Sam se levantó impulsivamente y echó un vistazo por encima de la barquilla.
Su cerebro tardó dos segundos enteros en asimilar lo que estaba viendo: el Z-9 resbalaba y se precipitaba hacia él, y el fuselaje destrozado se deslizaba en parte y daba tumbos, mientras las palas de los rotores que quedaban se hacían astillas en el hielo y lo impulsaban hacia delante. Parecía un bicho lisiado agonizando.

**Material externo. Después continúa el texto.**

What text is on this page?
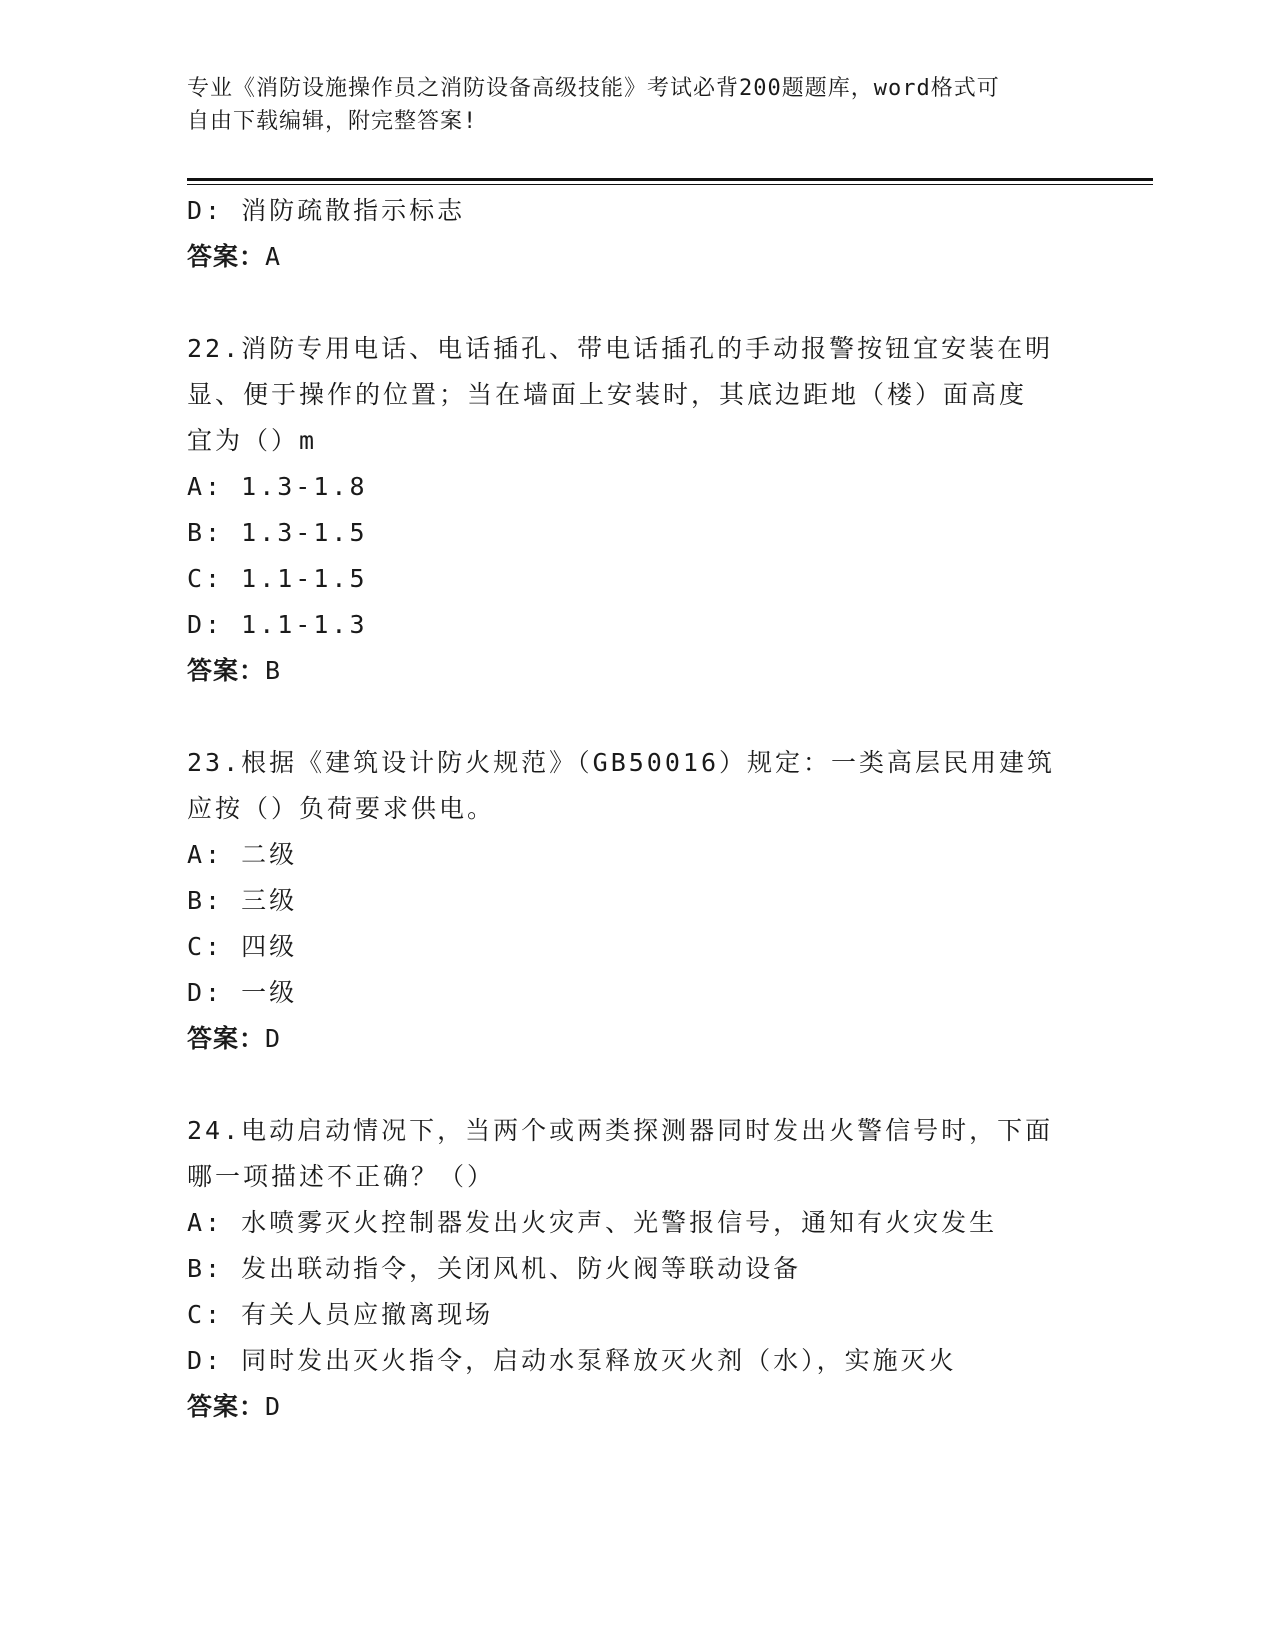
专业《消防设施操作员之消防设备高级技能》考试必背200题题库，word格式可
自由下载编辑，附完整答案!
D: 消防疏散指示标志
答案：A
22.消防专用电话、电话插孔、带电话插孔的手动报警按钮宜安装在明
显、便于操作的位置；当在墙面上安装时，其底边距地（楼）面高度
宜为（）m
A: 1.3-1.8
B: 1.3-1.5
C: 1.1-1.5
D: 1.1-1.3
答案：B
23.根据《建筑设计防火规范》（GB50016）规定：一类高层民用建筑
应按（）负荷要求供电。
A: 二级
B: 三级
C: 四级
D: 一级
答案：D
24.电动启动情况下，当两个或两类探测器同时发出火警信号时，下面
哪一项描述不正确？（）
A: 水喷雾灭火控制器发出火灾声、光警报信号，通知有火灾发生
B: 发出联动指令，关闭风机、防火阀等联动设备
C: 有关人员应撤离现场
D: 同时发出灭火指令，启动水泵释放灭火剂（水），实施灭火
答案：D
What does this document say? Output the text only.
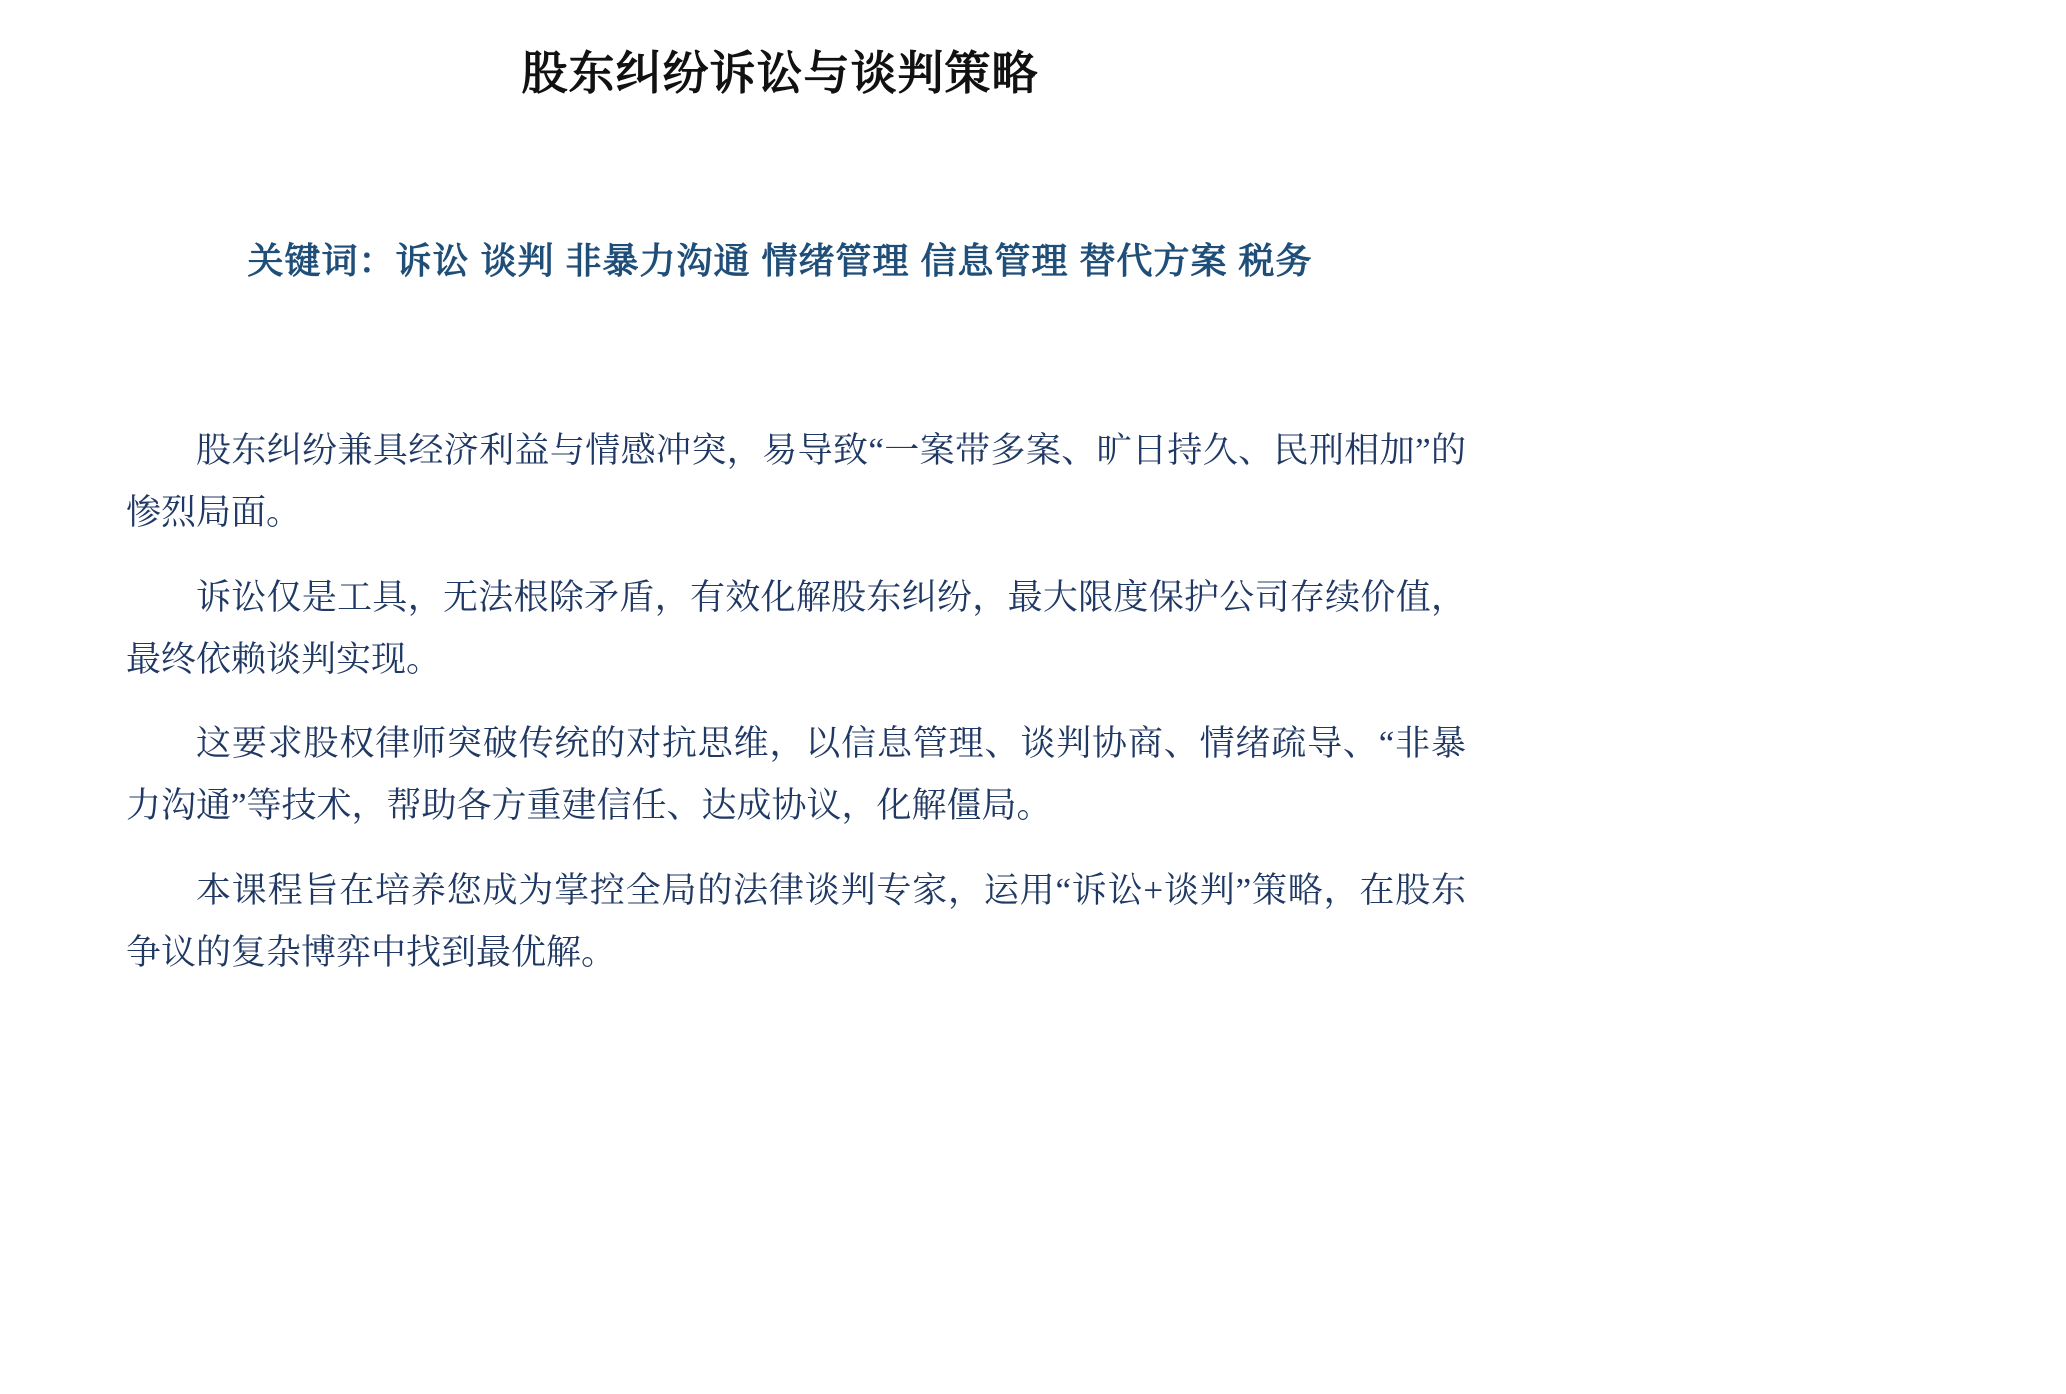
股东纠纷诉讼与谈判策略
关键词：诉讼 谈判 非暴力沟通 情绪管理 信息管理 替代方案 税务

股东纠纷兼具经济利益与情感冲突，易导致“一案带多案、旷日持久、民刑相加”的惨烈局面。

诉讼仅是工具，无法根除矛盾，有效化解股东纠纷，最大限度保护公司存续价值，最终依赖谈判实现。

这要求股权律师突破传统的对抗思维，以信息管理、谈判协商、情绪疏导、“非暴力沟通”等技术，帮助各方重建信任、达成协议，化解僵局。

本课程旨在培养您成为掌控全局的法律谈判专家，运用“诉讼+谈判”策略，在股东争议的复杂博弈中找到最优解。
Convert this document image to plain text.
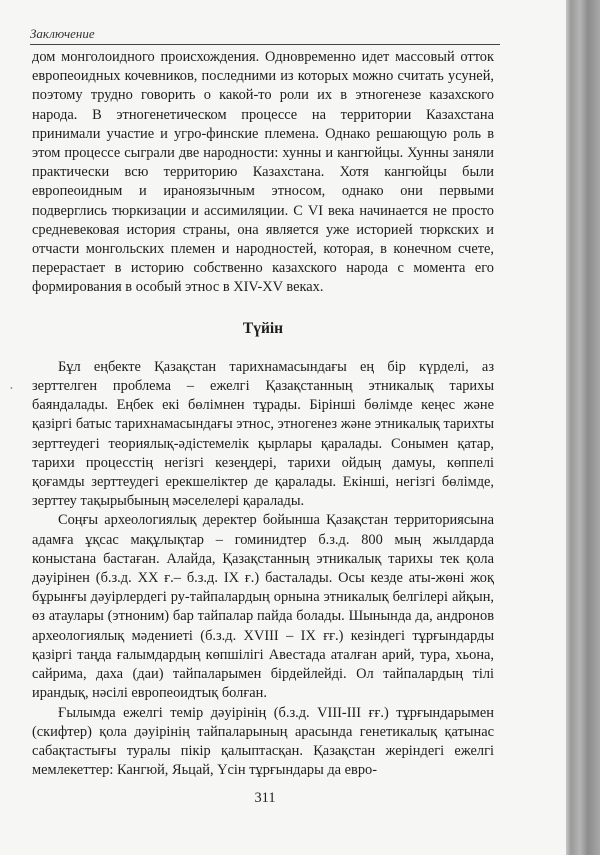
Заключение

дом монголоидного происхождения. Одновременно идет массовый отток европеоидных кочевников, последними из которых можно считать усуней, поэтому трудно говорить о какой-то роли их в этногенезе казахского народа. В этногенетическом процессе на территории Казахстана принимали участие и угро-финские племена. Однако решающую роль в этом процессе сыграли две народности: хунны и кангюйцы. Хунны заняли практически всю территорию Казахстана. Хотя кангюйцы были европеоидным и ираноязычным этносом, однако они первыми подверглись тюркизации и ассимиляции. С VI века начинается не просто средневековая история страны, она является уже историей тюркских и отчасти монгольских племен и народностей, которая, в конечном счете, перерастает в историю собственно казахского народа с момента его формирования в особый этнос в XIV-XV веках.

Түйін

Бұл еңбекте Қазақстан тарихнамасындағы ең бір күрделі, аз зерттелген проблема – ежелгі Қазақстанның этникалық тарихы баяндалады. Еңбек екі бөлімнен тұрады. Бірінші бөлімде кеңес және қазіргі батыс тарихнамасындағы этнос, этногенез және этникалық тарихты зерттеудегі теориялық-әдістемелік қырлары қаралады. Сонымен қатар, тарихи процесстің негізгі кезеңдері, тарихи ойдың дамуы, көппелі қоғамды зерттеудегі ерекшеліктер де қаралады. Екінші, негізгі бөлімде, зерттеу тақырыбының мәселелері қаралады.

Соңғы археологиялық деректер бойынша Қазақстан территориясына адамға ұқсас мақұлықтар – гоминидтер б.з.д. 800 мың жылдарда коныстана бастаған. Алайда, Қазақстанның этникалық тарихы тек қола дәуірінен (б.з.д. XX ғ.– б.з.д. IX ғ.) басталады. Осы кезде аты-жөні жоқ бұрынғы дәуірлердегі ру-тайпалардың орнына этникалық белгілері айқын, өз атаулары (этноним) бар тайпалар пайда болады. Шынында да, андронов археологиялық мәдениеті (б.з.д. XVIII – IX ғғ.) кезіндегі тұрғындарды қазіргі таңда ғалымдардың көпшілігі Авестада аталған арий, тура, хьона, сайрима, даха (даи) тайпаларымен бірдейлейді. Ол тайпалардың тілі ирандық, нәсілі европеоидтық болған.

Ғылымда ежелгі темір дәуірінің (б.з.д. VIII-III ғғ.) тұрғындарымен (скифтер) қола дәуірінің тайпаларының арасында генетикалық қатынас сабақтастығы туралы пікір қалыптасқан. Қазақстан жеріндегі ежелгі мемлекеттер: Кангюй, Яьцай, Үсін тұрғындары да евро-

311
•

Sam notó que una mano agarraba la suya. Con una sorprendente fuerza, Remi lo atrajo al suelo de un tirón.
—Sam, ¿qué crees que estás...?
El Z-9 se estrelló contra la barquilla y la empujó hacia atrás contra Sam y Remi, quienes empezaron a retroceder, moviendo frenéticamente los pies sobre el hielo.
La barquilla dejó de moverse. El ruido estridente del helicóptero al deslizarse continuó unos segundos y de repente cesó por completo salvo la tos intermitente de la turbina del motor.
Ese sonido también cesó, y Sam y Remi se encontraron en un silencio absoluto. Se levantaron y se asomaron por encima de la barquilla.
—Vaya, algo así no se ve todos los días —dijo Sam lacónicamente.